On “Sky Is Sleeping” (from Bend), Sherman rips note for note with Amendola’s tenor, Trischka picking like mad behind them. When they take it to double-time near the song’s end, it’s part bluegrass, part Frank Zappa. The action gets a bit Coltrane-esque on the 11-minute-plus jam, “Woodpecker.” Bassist Marco Accattatis and drummer Grisha Alexiev pump some serious funk on “Steam/Foam of the Ancient Lake,” which includes a killer sax/drum breakdown. And, for a few minutes, the tune even morphs from a Brecker Brothers vibe into dance hall ska. Bend also boasts Latin music (“Lynx” and Amendola’s “Bandore”), classic rock with horns (“Feed The Horse”), an arresting country two-step (“Georgia Pig”), and a song that sounds eerily like a Steely Dan tune (“Canary”).

Mike Gordon of Phish told Rounder Records: “When I first saw Tony play, many years ago, I was instantly mesmerized — not because of his technical prowess or innovative style, but because of his willingness to journey into scary, unpredictable territory. Bend combines some of that element — almost like the joyous darkness of klezmer — with a modern tightness and brightness.
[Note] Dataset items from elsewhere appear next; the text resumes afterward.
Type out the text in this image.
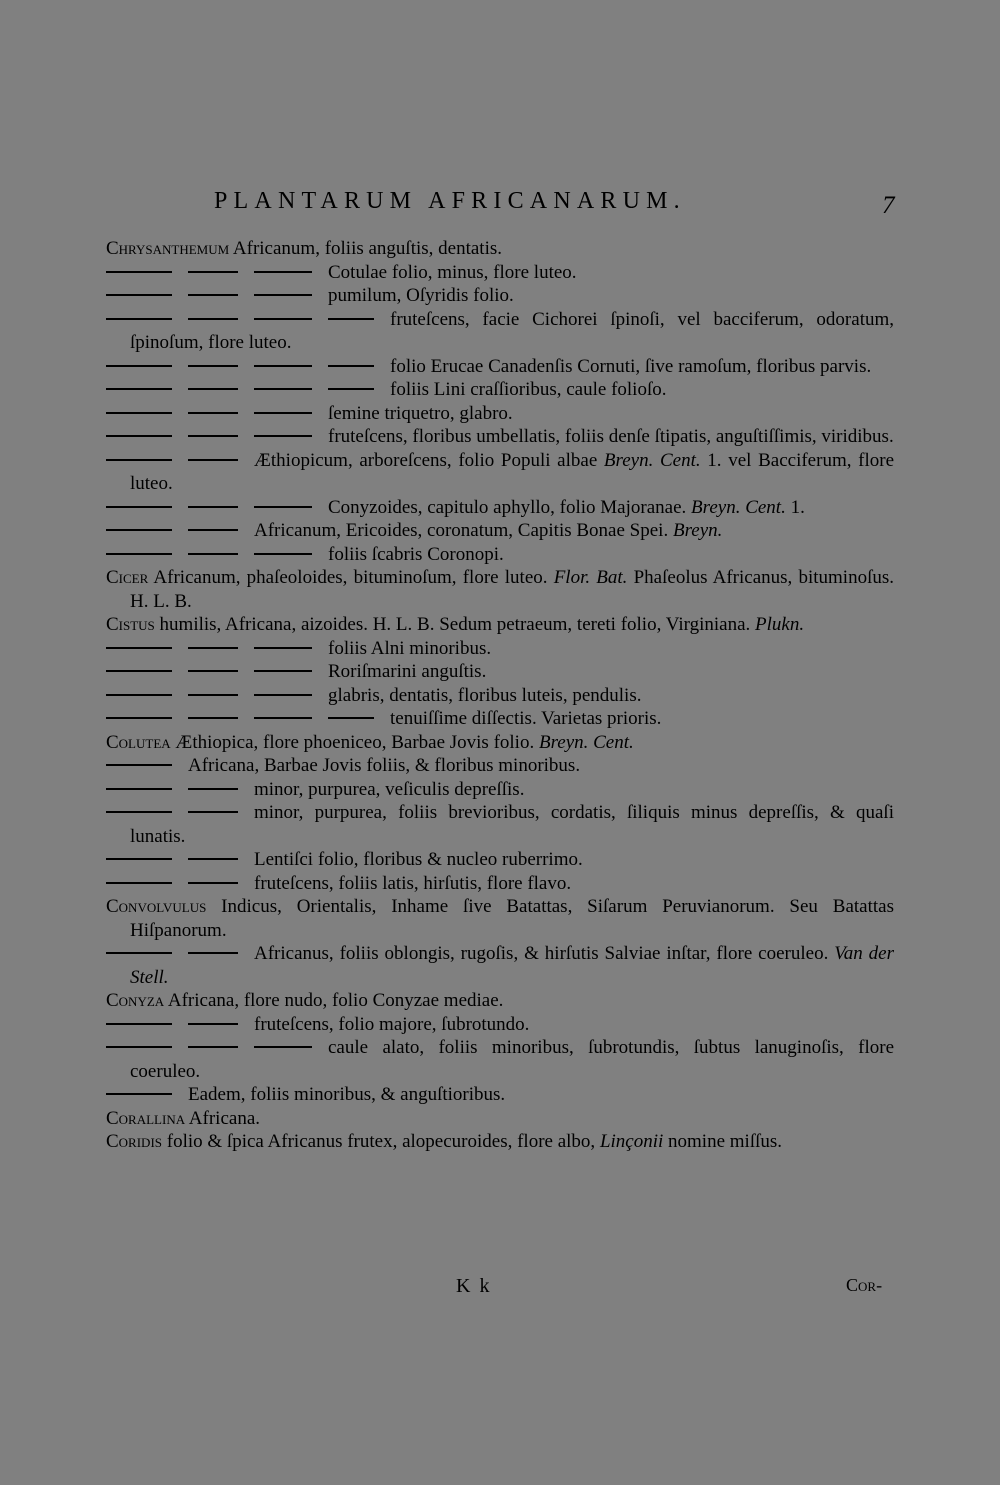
PLANTARUM AFRICANARUM.	7

Chrysanthemum Africanum, foliis anguſtis, dentatis.

Cotulae folio, minus, flore luteo.

pumilum, Oſyridis folio.

fruteſcens, facie Cichorei ſpinoſi, vel bacciferum, odoratum, ſpinoſum, flore luteo.

folio Erucae Canadenſis Cornuti, ſive ramoſum, floribus parvis.

foliis Lini craſſioribus, caule folioſo.

ſemine triquetro, glabro.

fruteſcens, floribus umbellatis, foliis denſe ſtipatis, anguſtiſſimis, viridibus.

Æthiopicum, arboreſcens, folio Populi albae Breyn. Cent. 1. vel Bacciferum, flore luteo.

Conyzoides, capitulo aphyllo, folio Majoranae. Breyn. Cent. 1.

Africanum, Ericoides, coronatum, Capitis Bonae Spei. Breyn.

foliis ſcabris Coronopi.

Cicer Africanum, phaſeoloides, bituminoſum, flore luteo. Flor. Bat. Phaſeolus Africanus, bituminoſus. H. L. B.

Cistus humilis, Africana, aizoides. H. L. B. Sedum petraeum, tereti folio, Virginiana. Plukn.

foliis Alni minoribus.

Roriſmarini anguſtis.

glabris, dentatis, floribus luteis, pendulis.

tenuiſſime diſſectis. Varietas prioris.

Colutea Æthiopica, flore phoeniceo, Barbae Jovis folio. Breyn. Cent.

Africana, Barbae Jovis foliis, & floribus minoribus.

minor, purpurea, veſiculis depreſſis.

minor, purpurea, foliis brevioribus, cordatis, ſiliquis minus depreſſis, & quaſi lunatis.

Lentiſci folio, floribus & nucleo ruberrimo.

fruteſcens, foliis latis, hirſutis, flore flavo.

Convolvulus Indicus, Orientalis, Inhame ſive Batattas, Siſarum Peruvianorum. Seu Batattas Hiſpanorum.

Africanus, foliis oblongis, rugoſis, & hirſutis Salviae inſtar, flore coeruleo. Van der Stell.

Conyza Africana, flore nudo, folio Conyzae mediae.

fruteſcens, folio majore, ſubrotundo.

caule alato, foliis minoribus, ſubrotundis, ſubtus lanuginoſis, flore coeruleo.

Eadem, foliis minoribus, & anguſtioribus.

Corallina Africana.

Coridis folio & ſpica Africanus frutex, alopecuroides, flore albo, Linçonii nomine miſſus.

K k	Cor-
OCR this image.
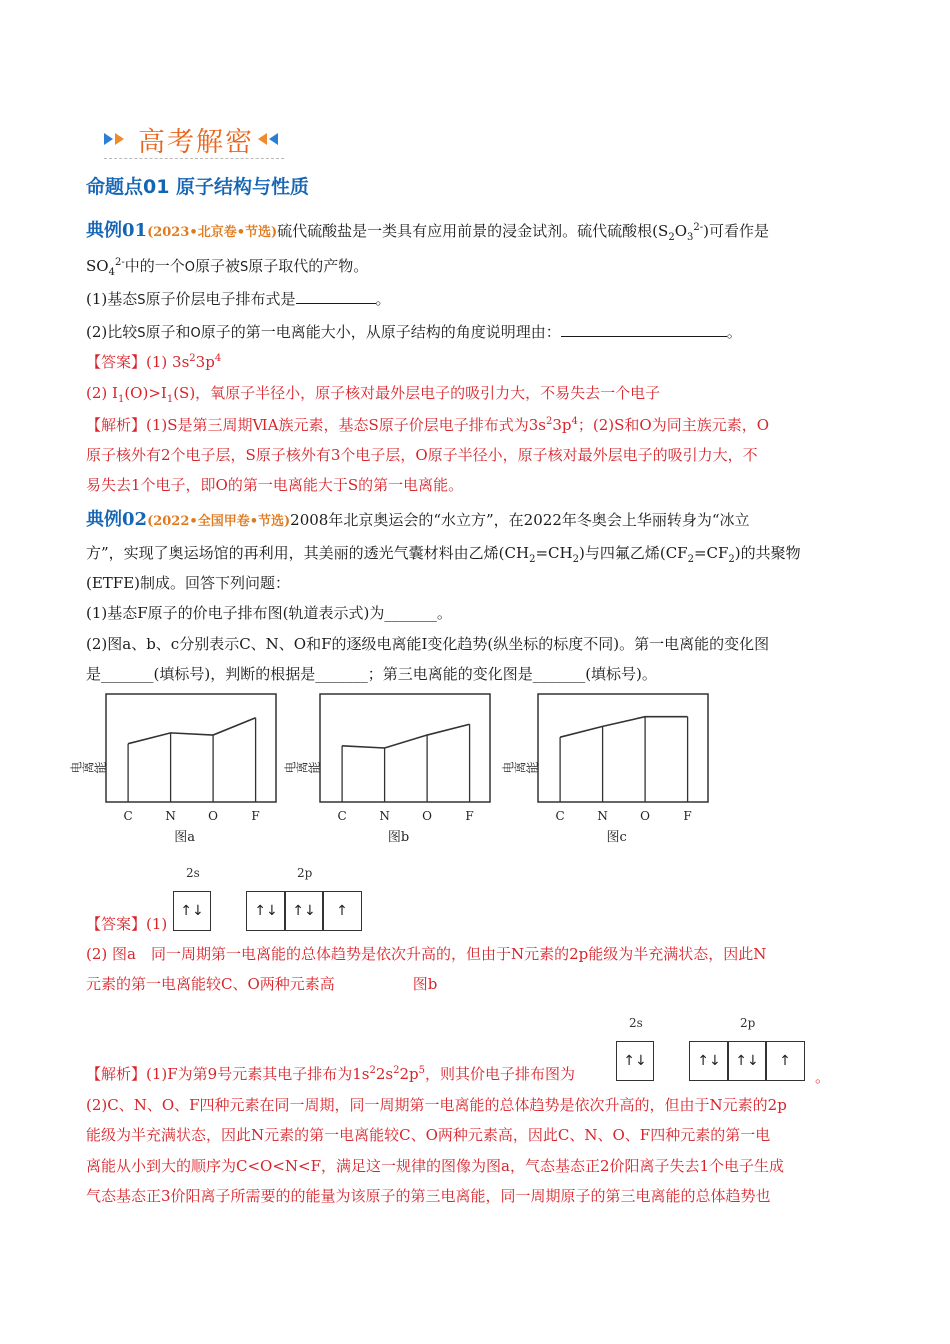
高考解密
命题点01 原子结构与性质
典例01(2023•北京卷•节选)硫代硫酸盐是一类具有应用前景的浸金试剂。硫代硫酸根$(S_2O_3^{2-})$可看作是
$SO_4^{2-}$中的一个O原子被S原子取代的产物。
(1)基态S原子价层电子排布式是	。
(2)比较S原子和O原子的第一电离能大小，从原子结构的角度说明理由：	。
【答案】(1) $3s^23p^4$
(2) $I_1(O)>I_1(S)$，氧原子半径小，原子核对最外层电子的吸引力大，不易失去一个电子
【解析】(1)S是第三周期ⅥA族元素，基态S原子价层电子排布式为$3s^23p^4$；(2)S和O为同主族元素，O
原子核外有2个电子层，S原子核外有3个电子层，O原子半径小，原子核对最外层电子的吸引力大，不
易失去1个电子，即O的第一电离能大于S的第一电离能。
典例02(2022•全国甲卷•节选)2008年北京奥运会的“水立方”，在2022年冬奥会上华丽转身为“冰立
方”，实现了奥运场馆的再利用，其美丽的透光气囊材料由乙烯$(CH_2=CH_2)$与四氟乙烯$(CF_2=CF_2)$的共聚物
(ETFE)制成。回答下列问题：
(1)基态F原子的价电子排布图(轨道表示式)为_______。
(2)图a、b、c分别表示C、N、O和F的逐级电离能Ⅰ变化趋势(纵坐标的标度不同)。第一电离能的变化图
是_______(填标号)，判断的根据是_______；第三电离能的变化图是_______(填标号)。
C	N	O	F
图a
电离能
C	N	O	F
图b
电离能
C	N	O	F
图c
电离能
【答案】(1)
2s	2p
↑↓	↑↓	↑↓	↑
(2) 图a　同一周期第一电离能的总体趋势是依次升高的，但由于N元素的2p能级为半充满状态，因此N
元素的第一电离能较C、O两种元素高	图b
2s	2p
↑↓	↑↓	↑↓	↑
【解析】(1)F为第9号元素其电子排布为$1s^22s^22p^5$，则其价电子排布图为	。
(2)C、N、O、F四种元素在同一周期，同一周期第一电离能的总体趋势是依次升高的，但由于N元素的2p
能级为半充满状态，因此N元素的第一电离能较C、O两种元素高，因此C、N、O、F四种元素的第一电
离能从小到大的顺序为C<O<N<F，满足这一规律的图像为图a，气态基态正2价阳离子失去1个电子生成
气态基态正3价阳离子所需要的的能量为该原子的第三电离能，同一周期原子的第三电离能的总体趋势也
The result is energized and crisp; if many of the sounds I put into my stereo seem to remain dormant, sitting inside the speaker, this is a sound that actually makes it out into the middle of the room where I’m standing.”

Although he’s known for his “psychograss” leanings, Trischka was influenced greatly, early on, by Bill Keith, considered the inventor of melodic bluegrass banjo. “I learned all his solos. He was my hero,” admits Trischka. “When I finally got to meet him, I was intimidated … but he was very nice and sat with me for about an hour and showed me some things. He was very generous with what he did, and I think that influenced my attitude. Now, when people want to play my licks, I’ll show them [how].”

The banjoist still gets excited playing traditionals like “Old Dan Tucker” and “Arkansas Traveler,” as he told the New York Times: “I almost get into a trance-like state when I play this music. And when I’m doing a show and I hear the bones, tambourine and fiddle, I feel like I’m back in the mid-1800s.”

In 1993, Trischka put out World Turning (the title track is a bluegrass cover of the famous Fleetwood Mac song), which retraced the history of banjo. “One of the things I want to do is bring the history into [the music] and say ‘We’re all in this together,'” he told The Hartford Advocate: “The banjo has a very strong black influence which has been there throughout its history, but it became an anathema to blacks because it became associated with minstrel shows. Most people think of ‘Dueling Banjos’ when they think of the banjo, but it has a history that really parallels what America has gone through culturally and socially.”

But acclaimed banjoist Ron Cody may have pegged Trischka best when he noted: “Tony is a major innovator. He’s … [explored] everything from African and Irish music to rock ‘n’ roll. And he even recorded with the Violent Femmes — which is really out there.”